The landscape whirled around, the sky beneath them, weeds overhead. Then sky above and dirt below. Now clouds beneath and rocks above. Crap floated through the air as the car rolled, energy bars and water bottles and lemonade packets everywhere. Peter banged around in his seat like a toy shaken by an angry toddler, banged in the chest and legs and back over and over for what seemed like forever, until the car finally came to rest.

Peter looked out his window. The glass had disappeared completely.

The sky was up and the ground was down. They were on the dry section of the riverbed.

He looked over at June. “Are you okay? June. June!”

She looked back at him, blinking. “Oh, man,” she said sadly. “I really loved this car.”

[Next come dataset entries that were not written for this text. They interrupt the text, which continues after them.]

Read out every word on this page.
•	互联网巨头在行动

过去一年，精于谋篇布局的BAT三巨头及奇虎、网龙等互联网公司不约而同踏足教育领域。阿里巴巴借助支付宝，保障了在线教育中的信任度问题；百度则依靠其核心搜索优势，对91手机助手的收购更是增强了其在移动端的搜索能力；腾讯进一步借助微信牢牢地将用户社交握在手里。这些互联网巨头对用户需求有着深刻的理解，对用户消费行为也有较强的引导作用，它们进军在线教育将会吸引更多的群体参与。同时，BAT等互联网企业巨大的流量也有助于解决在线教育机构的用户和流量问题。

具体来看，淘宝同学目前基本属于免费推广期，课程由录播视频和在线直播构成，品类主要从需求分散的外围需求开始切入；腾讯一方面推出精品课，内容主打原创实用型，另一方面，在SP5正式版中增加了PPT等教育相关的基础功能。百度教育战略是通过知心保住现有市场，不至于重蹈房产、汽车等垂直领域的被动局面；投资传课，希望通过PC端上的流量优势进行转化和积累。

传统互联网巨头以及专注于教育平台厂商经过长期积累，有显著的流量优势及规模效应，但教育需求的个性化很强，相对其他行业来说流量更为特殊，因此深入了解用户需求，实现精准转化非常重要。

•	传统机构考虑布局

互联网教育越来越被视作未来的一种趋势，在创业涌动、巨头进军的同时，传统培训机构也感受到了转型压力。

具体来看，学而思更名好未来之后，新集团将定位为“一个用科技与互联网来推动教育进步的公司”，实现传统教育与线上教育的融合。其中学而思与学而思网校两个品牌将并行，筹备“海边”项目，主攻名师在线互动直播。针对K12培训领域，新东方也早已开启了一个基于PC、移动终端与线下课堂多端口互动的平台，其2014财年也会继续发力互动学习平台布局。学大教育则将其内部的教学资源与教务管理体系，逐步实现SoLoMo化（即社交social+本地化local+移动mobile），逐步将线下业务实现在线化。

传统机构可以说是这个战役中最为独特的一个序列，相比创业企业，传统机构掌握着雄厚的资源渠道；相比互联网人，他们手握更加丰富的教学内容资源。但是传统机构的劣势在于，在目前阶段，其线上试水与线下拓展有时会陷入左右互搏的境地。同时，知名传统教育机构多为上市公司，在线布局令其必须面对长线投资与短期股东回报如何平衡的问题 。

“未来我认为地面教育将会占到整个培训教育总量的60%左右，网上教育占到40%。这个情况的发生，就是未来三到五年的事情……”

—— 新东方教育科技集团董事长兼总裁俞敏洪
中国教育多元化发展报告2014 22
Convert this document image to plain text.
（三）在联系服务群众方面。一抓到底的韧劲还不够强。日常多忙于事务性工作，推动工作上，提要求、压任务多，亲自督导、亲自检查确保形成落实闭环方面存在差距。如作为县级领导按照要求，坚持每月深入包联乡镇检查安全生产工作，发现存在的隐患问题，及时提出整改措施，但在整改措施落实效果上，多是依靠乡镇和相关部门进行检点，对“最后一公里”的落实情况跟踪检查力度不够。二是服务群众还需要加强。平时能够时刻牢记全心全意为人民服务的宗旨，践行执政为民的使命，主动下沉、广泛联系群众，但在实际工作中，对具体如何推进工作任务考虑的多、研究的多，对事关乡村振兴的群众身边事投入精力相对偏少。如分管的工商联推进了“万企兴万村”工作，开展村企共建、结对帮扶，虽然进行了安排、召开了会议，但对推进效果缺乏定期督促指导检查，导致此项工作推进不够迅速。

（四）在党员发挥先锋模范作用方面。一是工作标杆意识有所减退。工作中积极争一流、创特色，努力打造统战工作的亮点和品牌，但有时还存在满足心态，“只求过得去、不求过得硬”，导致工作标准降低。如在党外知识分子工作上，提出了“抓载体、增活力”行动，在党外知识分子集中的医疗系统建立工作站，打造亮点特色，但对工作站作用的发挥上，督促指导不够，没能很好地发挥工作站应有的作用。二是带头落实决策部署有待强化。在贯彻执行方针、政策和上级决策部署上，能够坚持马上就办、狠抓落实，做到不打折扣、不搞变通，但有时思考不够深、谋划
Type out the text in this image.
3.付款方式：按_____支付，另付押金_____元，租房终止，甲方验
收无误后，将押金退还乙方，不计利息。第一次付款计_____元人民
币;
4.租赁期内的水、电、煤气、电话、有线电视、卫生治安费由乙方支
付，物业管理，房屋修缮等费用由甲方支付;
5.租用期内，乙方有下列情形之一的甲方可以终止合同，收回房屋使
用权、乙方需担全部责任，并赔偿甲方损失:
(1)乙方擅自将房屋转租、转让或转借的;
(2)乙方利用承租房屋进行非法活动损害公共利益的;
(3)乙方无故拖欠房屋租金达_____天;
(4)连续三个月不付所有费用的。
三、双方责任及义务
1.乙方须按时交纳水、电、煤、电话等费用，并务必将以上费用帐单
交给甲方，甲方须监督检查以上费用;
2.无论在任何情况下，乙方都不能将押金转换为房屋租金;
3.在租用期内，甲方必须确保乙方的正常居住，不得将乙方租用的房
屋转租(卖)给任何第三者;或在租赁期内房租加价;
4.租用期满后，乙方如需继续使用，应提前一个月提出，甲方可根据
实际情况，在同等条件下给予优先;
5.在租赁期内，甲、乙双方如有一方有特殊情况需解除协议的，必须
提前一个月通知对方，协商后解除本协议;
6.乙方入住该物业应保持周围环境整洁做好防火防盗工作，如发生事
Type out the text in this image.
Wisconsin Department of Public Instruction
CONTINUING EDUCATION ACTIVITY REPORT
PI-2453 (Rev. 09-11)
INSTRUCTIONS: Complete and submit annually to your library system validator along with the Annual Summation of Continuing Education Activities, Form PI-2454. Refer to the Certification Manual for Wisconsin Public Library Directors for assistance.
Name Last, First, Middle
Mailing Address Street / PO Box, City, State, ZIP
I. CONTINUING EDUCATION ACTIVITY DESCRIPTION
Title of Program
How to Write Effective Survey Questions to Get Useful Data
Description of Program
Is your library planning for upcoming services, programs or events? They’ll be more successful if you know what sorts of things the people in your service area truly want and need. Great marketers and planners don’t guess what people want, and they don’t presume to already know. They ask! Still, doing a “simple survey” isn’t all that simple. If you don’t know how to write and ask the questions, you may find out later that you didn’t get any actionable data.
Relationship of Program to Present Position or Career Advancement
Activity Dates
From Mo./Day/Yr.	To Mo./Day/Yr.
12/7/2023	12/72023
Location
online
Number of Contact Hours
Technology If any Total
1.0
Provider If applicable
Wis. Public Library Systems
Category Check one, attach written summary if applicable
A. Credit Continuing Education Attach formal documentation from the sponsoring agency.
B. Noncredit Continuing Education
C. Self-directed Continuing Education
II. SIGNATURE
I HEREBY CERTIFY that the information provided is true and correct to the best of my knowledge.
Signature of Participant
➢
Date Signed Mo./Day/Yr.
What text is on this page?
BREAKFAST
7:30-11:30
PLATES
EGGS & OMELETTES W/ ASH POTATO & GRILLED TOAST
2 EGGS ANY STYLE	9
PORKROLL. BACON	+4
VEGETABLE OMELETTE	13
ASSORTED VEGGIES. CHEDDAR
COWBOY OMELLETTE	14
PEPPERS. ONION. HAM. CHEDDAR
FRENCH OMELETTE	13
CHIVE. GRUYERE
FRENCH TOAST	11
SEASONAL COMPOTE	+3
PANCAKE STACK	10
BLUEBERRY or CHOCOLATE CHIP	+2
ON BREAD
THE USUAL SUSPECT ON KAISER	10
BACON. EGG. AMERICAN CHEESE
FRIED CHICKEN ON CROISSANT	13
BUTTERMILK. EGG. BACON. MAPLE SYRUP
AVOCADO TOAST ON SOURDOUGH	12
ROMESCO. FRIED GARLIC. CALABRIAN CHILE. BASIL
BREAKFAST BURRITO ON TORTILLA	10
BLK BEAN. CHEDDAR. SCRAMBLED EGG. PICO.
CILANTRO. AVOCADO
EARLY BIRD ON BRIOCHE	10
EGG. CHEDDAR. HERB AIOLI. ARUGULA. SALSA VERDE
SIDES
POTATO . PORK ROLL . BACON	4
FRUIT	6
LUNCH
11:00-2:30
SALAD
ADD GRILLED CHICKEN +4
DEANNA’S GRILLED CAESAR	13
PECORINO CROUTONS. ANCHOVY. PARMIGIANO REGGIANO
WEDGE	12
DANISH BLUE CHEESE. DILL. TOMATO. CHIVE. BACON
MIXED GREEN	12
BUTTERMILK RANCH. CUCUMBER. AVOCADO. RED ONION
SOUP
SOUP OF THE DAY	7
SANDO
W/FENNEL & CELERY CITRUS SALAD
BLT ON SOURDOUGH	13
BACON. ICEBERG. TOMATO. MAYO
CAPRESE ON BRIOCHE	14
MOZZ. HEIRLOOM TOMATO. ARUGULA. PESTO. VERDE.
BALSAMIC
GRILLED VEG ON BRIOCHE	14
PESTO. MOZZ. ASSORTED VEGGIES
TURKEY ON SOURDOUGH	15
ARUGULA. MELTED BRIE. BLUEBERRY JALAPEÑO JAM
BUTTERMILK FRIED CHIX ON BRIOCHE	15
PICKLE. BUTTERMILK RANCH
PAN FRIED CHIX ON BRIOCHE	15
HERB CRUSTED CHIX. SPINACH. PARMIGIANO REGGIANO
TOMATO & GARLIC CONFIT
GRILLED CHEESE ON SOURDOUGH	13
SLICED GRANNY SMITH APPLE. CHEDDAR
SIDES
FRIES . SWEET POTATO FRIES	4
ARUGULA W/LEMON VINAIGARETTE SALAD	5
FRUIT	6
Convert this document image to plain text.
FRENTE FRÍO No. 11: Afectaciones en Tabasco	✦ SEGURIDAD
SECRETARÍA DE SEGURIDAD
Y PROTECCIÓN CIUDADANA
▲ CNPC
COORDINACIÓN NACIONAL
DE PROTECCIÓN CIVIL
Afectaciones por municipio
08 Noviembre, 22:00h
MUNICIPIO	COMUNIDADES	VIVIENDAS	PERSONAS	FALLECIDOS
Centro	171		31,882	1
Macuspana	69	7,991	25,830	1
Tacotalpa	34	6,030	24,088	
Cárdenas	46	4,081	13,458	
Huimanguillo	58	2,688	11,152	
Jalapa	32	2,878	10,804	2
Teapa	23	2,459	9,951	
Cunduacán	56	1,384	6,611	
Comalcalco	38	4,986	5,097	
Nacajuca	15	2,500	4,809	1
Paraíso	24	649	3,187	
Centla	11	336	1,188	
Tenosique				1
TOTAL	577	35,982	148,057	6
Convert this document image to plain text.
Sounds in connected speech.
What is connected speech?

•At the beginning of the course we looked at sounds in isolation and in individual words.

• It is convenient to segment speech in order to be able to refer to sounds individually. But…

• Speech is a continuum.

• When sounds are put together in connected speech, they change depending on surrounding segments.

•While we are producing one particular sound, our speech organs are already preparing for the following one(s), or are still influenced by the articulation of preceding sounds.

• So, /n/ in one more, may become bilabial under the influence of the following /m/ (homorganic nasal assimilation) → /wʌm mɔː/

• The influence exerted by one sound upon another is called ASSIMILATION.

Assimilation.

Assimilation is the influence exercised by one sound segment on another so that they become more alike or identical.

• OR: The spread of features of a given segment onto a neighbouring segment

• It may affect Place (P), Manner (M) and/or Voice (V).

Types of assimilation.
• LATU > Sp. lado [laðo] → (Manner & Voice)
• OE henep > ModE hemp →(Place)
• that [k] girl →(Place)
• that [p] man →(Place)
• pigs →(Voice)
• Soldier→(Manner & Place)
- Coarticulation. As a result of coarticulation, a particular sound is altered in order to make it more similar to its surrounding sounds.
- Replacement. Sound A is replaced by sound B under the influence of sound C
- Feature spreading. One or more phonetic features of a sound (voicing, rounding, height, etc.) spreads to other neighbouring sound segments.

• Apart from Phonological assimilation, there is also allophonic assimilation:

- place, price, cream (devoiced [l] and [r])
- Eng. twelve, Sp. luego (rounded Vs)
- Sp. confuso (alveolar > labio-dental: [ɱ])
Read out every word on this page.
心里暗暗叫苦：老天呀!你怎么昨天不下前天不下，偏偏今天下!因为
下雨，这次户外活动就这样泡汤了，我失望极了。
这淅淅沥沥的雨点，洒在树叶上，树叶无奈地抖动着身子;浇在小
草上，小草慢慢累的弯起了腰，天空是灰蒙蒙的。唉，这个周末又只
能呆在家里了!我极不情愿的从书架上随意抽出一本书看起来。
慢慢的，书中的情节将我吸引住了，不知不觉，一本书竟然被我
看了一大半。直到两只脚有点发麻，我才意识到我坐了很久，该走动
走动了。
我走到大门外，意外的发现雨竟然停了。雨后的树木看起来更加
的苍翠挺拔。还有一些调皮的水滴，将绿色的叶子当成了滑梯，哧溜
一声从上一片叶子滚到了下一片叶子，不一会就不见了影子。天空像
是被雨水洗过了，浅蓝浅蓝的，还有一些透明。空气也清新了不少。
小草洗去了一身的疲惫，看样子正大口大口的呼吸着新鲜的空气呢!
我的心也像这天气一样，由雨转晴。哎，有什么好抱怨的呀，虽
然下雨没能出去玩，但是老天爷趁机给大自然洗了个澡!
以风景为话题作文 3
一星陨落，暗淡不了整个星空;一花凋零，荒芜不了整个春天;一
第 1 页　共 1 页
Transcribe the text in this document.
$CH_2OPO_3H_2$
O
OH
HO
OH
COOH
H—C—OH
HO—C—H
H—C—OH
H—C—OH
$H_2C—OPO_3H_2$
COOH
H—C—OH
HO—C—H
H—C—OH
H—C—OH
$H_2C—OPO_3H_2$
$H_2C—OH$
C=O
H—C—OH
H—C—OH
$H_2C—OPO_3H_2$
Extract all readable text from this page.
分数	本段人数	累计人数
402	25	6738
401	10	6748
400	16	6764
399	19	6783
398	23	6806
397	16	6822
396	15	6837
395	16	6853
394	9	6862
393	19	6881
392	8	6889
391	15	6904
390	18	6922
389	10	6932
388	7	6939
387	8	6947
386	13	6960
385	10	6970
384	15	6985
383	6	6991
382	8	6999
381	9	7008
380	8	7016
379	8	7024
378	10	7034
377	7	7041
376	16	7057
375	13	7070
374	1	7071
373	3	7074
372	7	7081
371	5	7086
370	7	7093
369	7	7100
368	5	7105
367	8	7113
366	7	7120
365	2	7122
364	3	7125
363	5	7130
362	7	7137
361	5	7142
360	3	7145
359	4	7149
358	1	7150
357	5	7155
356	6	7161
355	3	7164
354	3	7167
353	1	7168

“Are you hurt? Is anything broken? Look at me. Look at me!” All the while taking an inventory of his own injuries, the aching shoulders, the pain in his ribs that hurt when he breathed in, the left leg on fire.

She had a bruised lip that would get nice and fat, and a bloody elbow, maybe from all the glass in her lap. No compound fractures that he could see. Her window was mostly gone, but the windshield was intact.